26/08/2008
Despite one dry exploratory well, Hardy Oil & Gas sees strong output expansion after lifting interim profits 230 per cent.
The fully-listed company, with assets primarily in India and also in Nigeria, increased pre-tax profits from $2.9million (£1.6 million) to $9.9 million in the six months to June, on revenues 42 per cent ahead at $9.9 million. Hardy’s oil sales fell more than 12 per cent to 126,343 barrels because of a temporary production hitch at one well and a ‘natural decline’ at one field, PY-3, but Hardy’s average selling price rose 60 per cent to $100.97 a barrel.
Chief executive Sastry Karra maintains the company is on track to boost overall daily production from 4,200 barrels at the beginning of this year to ‘between 6,000 and 8,000 barrels a day by the second half of next year’. He insists the abandonment of well GS01-SI in Hardy’s major GS-01 block does not detract from the prospects of GS-01’s other prospects, such as Dhirubhai 33 and other parts of the company’s portfolio.

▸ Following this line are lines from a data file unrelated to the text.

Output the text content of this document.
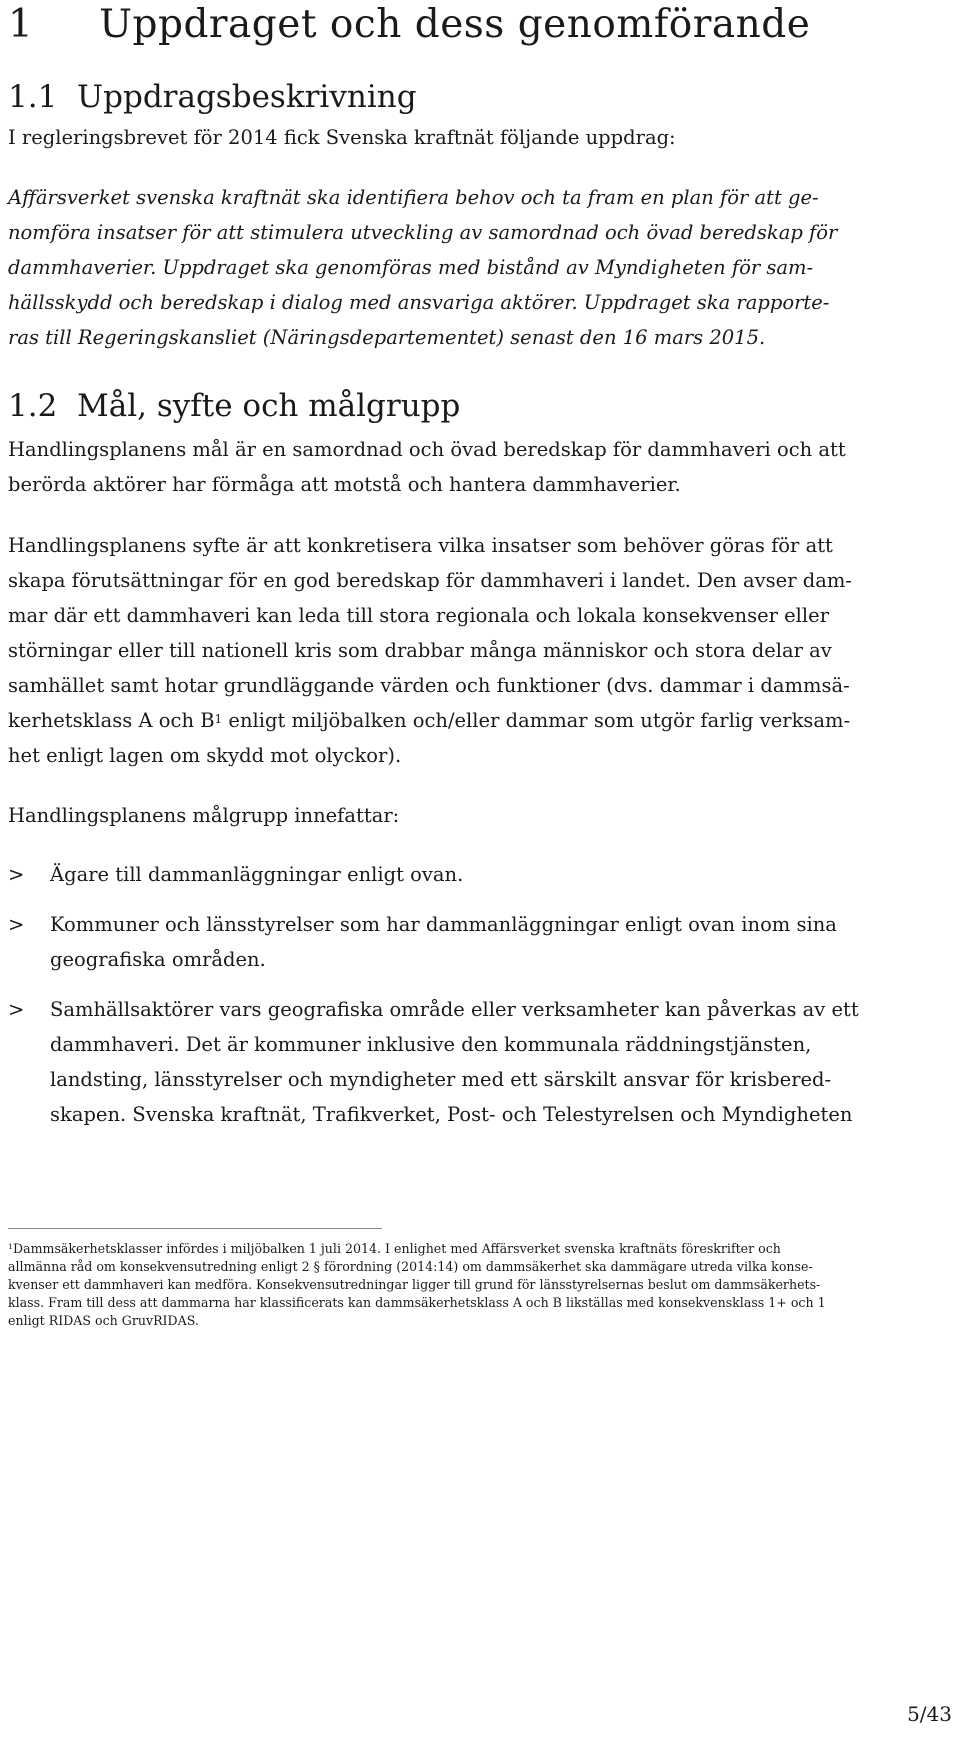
1 Uppdraget och dess genomförande
1.1  Uppdragsbeskrivning
I regleringsbrevet för 2014 fick Svenska kraftnät följande uppdrag:
Affärsverket svenska kraftnät ska identifiera behov och ta fram en plan för att ge-
nomföra insatser för att stimulera utveckling av samordnad och övad beredskap för
dammhaverier. Uppdraget ska genomföras med bistånd av Myndigheten för sam-
hällsskydd och beredskap i dialog med ansvariga aktörer. Uppdraget ska rapporte-
ras till Regeringskansliet (Näringsdepartementet) senast den 16 mars 2015.
1.2  Mål, syfte och målgrupp
Handlingsplanens mål är en samordnad och övad beredskap för dammhaveri och att
berörda aktörer har förmåga att motstå och hantera dammhaverier.
Handlingsplanens syfte är att konkretisera vilka insatser som behöver göras för att
skapa förutsättningar för en god beredskap för dammhaveri i landet. Den avser dam-
mar där ett dammhaveri kan leda till stora regionala och lokala konsekvenser eller
störningar eller till nationell kris som drabbar många människor och stora delar av
samhället samt hotar grundläggande värden och funktioner (dvs. dammar i dammsä-
kerhetsklass A och $B^1$ enligt miljöbalken och/eller dammar som utgör farlig verksam-
het enligt lagen om skydd mot olyckor).
Handlingsplanens målgrupp innefattar:
> Ägare till dammanläggningar enligt ovan.
> Kommuner och länsstyrelser som har dammanläggningar enligt ovan inom sina
geografiska områden.
> Samhällsaktörer vars geografiska område eller verksamheter kan påverkas av ett
dammhaveri. Det är kommuner inklusive den kommunala räddningstjänsten,
landsting, länsstyrelser och myndigheter med ett särskilt ansvar för krisbered-
skapen. Svenska kraftnät, Trafikverket, Post- och Telestyrelsen och Myndigheten
$^1$Dammsäkerhetsklasser infördes i miljöbalken 1 juli 2014. I enlighet med Affärsverket svenska kraftnäts föreskrifter och
allmänna råd om konsekvensutredning enligt 2 § förordning (2014:14) om dammsäkerhet ska dammägare utreda vilka konse-
kvenser ett dammhaveri kan medföra. Konsekvensutredningar ligger till grund för länsstyrelsernas beslut om dammsäkerhets-
klass. Fram till dess att dammarna har klassificerats kan dammsäkerhetsklass A och B likställas med konsekvensklass 1+ och 1
enligt RIDAS och GruvRIDAS.
5/43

Karra says drilling starts on 1 October at Hardy’s B2 well and anticipates the first well at its D9 prospect in the fourth quarter of this year. With $40 million cash at the end of June, swollen by selling its shares in Hindustan Oil Exploration Company, and no debt, he says ‘we have enough money to drill 14 wells’.
Hardy’s Nigerian projects are ‘going slower than we had hoped’, reflects Karra, but he hopes for some production from there in the first quarter of 2009. In both India and Nigeria, he says costs have tripled in three years, though he suggests they have now reached a plateau and will start to drop ‘very slowly’.
Karra says Hardy remains on the look-out for projects and other acquisitions. He explains that, faced with the prospect of a ‘volatile’ oil and gas market, the company screens all potential projects using a notional $60-a-barrel oil price, against today’s $114 market price.
Growth Company Investor recommended Hardy shares at 276p in 2006 and again at 680p last March, but suggested partial profit taking in June at 808p. In the event, they hit 846p before halving to their present 418p, down 45.5p today and valuing the company at £263.2 million.
Volatility could persist in the short to medium term.